Two years ago, the restaurant was awarded its third Michelin star, and ever since customers have flocked to the restaurant in droves. Media, gourmets, and sensation-seekers with a deep pocket beat a path to their door. Joan finds the situation very gratifying: "It is wonderful that people want to come here, because we don't want to go anywhere else. This is where we live, this is where we buy our produce, so this is where we want to be able to welcome our guests."

A mild breeze rustles through the ivy climbing up the walls. Joan crosses his legs and swings his foot, clad in an Adidas Limited Edition, rhythmically. He tells us that his first attempts at cooking took place in the family-owned restaurant, Can Roca. It was his mother and his grandmother who taught him the treasured secrets of Catalan cuisine. Joan, the eldest, was the first of the three brothers to go to the Girona Catering School, and he even gave lessons there for some time. In 1986, he took over his parent's restaurant. Tacking "El Celler de" on to the existing name, he set the cornerstone for the next generation of the family establishment. Eleven years later, his youngest brother Jordi, born in 1978, joined him and went on to discover his particular passion for cooking. Starting to work in the family business at the age of 19, Jordi spent time at all the different stations of the restaurant. During his stint with Damian Allsop, a master chocolatier who worked in El Celler de Can Roca at the time, he found his true calling. Joan smiles in recollection: "It's wonderful, we're making our parents happy."

There is no strategy behind our concept; what we do has nothing to do with calculations. We’re just very lucky that the three of us, different though we may be, complement each other perfectly. Each of us contributes his own essential perspective to our creative triangle – otherwise it wouldn't work.

Ever since, the three brothers have been working together successfully, and currently only one small step separates them from being ranked the best restaurant in the world. Each of them is in charge of his own specific domain. On Tuesday mornings, the restaurant is closed in order for them to dedicate themselves to their shared passion. Joan explains: "The entire team gets together in the kitchen and tries out new things. Everyone reports on what's been happening and what they've discovered during the week. Creativity is our creed."

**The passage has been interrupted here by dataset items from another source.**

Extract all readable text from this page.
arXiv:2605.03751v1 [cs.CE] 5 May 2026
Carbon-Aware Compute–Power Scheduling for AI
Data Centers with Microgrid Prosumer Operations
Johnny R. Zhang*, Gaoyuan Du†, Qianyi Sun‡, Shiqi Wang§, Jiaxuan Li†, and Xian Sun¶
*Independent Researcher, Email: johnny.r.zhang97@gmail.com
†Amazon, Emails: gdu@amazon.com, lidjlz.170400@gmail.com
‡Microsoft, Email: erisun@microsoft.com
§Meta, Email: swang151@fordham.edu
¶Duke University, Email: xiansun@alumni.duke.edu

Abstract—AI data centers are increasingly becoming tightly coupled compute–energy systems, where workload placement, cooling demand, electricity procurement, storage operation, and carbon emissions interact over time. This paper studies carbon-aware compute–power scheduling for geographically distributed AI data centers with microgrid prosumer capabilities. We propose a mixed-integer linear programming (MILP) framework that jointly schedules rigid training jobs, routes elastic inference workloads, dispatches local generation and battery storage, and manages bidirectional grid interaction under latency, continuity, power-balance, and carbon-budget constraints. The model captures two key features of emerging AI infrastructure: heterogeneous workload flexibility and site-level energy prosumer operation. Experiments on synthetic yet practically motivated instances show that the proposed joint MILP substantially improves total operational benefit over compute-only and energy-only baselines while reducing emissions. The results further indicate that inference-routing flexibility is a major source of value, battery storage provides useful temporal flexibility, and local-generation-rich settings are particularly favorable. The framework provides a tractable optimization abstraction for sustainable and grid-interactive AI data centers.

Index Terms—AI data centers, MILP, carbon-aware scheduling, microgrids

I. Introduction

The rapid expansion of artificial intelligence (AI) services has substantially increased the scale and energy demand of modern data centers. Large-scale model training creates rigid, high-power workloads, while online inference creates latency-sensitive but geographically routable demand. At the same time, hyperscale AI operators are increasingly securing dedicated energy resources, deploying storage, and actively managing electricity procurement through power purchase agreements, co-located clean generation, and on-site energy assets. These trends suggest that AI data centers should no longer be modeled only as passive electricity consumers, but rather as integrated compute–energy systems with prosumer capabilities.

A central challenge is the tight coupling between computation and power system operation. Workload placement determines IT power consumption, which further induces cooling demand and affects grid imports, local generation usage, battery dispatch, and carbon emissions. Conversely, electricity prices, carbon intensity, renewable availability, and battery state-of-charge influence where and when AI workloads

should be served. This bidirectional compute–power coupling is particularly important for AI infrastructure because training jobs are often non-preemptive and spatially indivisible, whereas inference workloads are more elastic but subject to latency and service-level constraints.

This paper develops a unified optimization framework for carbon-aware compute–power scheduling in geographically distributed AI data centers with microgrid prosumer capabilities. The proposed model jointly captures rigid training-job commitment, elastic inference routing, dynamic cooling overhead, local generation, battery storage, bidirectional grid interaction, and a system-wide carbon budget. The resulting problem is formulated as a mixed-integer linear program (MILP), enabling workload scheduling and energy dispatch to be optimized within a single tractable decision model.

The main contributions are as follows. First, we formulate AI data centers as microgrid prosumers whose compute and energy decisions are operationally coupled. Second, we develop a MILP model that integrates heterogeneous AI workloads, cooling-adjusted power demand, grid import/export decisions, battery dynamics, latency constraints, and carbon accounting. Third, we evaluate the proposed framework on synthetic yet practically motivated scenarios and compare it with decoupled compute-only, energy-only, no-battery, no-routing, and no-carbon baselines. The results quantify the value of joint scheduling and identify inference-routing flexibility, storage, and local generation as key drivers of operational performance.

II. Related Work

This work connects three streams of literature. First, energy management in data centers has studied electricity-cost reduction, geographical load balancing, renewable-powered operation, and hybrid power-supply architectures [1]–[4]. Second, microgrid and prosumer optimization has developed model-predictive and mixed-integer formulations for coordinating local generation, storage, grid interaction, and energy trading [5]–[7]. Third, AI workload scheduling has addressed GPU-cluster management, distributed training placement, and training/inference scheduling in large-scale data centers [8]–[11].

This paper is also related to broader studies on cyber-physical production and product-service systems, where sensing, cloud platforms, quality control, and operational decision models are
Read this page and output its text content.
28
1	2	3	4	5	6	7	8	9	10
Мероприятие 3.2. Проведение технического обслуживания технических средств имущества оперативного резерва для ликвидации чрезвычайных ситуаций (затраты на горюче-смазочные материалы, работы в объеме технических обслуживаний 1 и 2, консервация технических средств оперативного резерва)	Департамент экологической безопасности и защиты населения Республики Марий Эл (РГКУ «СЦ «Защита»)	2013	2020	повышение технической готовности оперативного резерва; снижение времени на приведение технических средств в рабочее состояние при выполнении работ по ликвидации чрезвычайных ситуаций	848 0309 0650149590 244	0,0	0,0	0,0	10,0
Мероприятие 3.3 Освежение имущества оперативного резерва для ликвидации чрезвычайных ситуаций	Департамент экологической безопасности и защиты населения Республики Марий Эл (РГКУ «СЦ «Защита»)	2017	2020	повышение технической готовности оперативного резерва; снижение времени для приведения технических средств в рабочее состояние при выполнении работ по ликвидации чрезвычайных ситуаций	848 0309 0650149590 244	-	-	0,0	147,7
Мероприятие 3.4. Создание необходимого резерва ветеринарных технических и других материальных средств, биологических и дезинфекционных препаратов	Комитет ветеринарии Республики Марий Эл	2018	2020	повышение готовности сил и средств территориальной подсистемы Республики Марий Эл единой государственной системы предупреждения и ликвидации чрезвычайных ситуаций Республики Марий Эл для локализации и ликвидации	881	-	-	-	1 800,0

And this innate creativity is reflected in each and every delicacy that appears in every possible shape – and is never served simply in plates: the first amuse-bouche consists of caramelized olives that have been hung with minute hooks from the branches of an olive bonsai tree. This is followed by bite-sized interpretations of five different countries that reveal themselves when the lantern-like object served is opened. And a small, Campari-like cocktail served between the numerous, yet perfectly portioned courses, is made to be consumed in a single sip encased in a half-solid butter cream shell that bursts as soon as it comes in contact with the tongue. In short, the experience is enough to make all the senses spin – and not just because of the exquisite wines selected for each course. Feasting in this wonderland simply has nothing in common with ordinary eating habits.

And Joan is not in the least worried that their well of creativity might dry up under the pressure of success. "I have enough time for my family. And in the early morning, before the tourists show up in town, I go for a walk in the woods or in the old part of the city. While I read or ride my bicycle new ideas appear without any special effort on my part and the same is true for my brothers."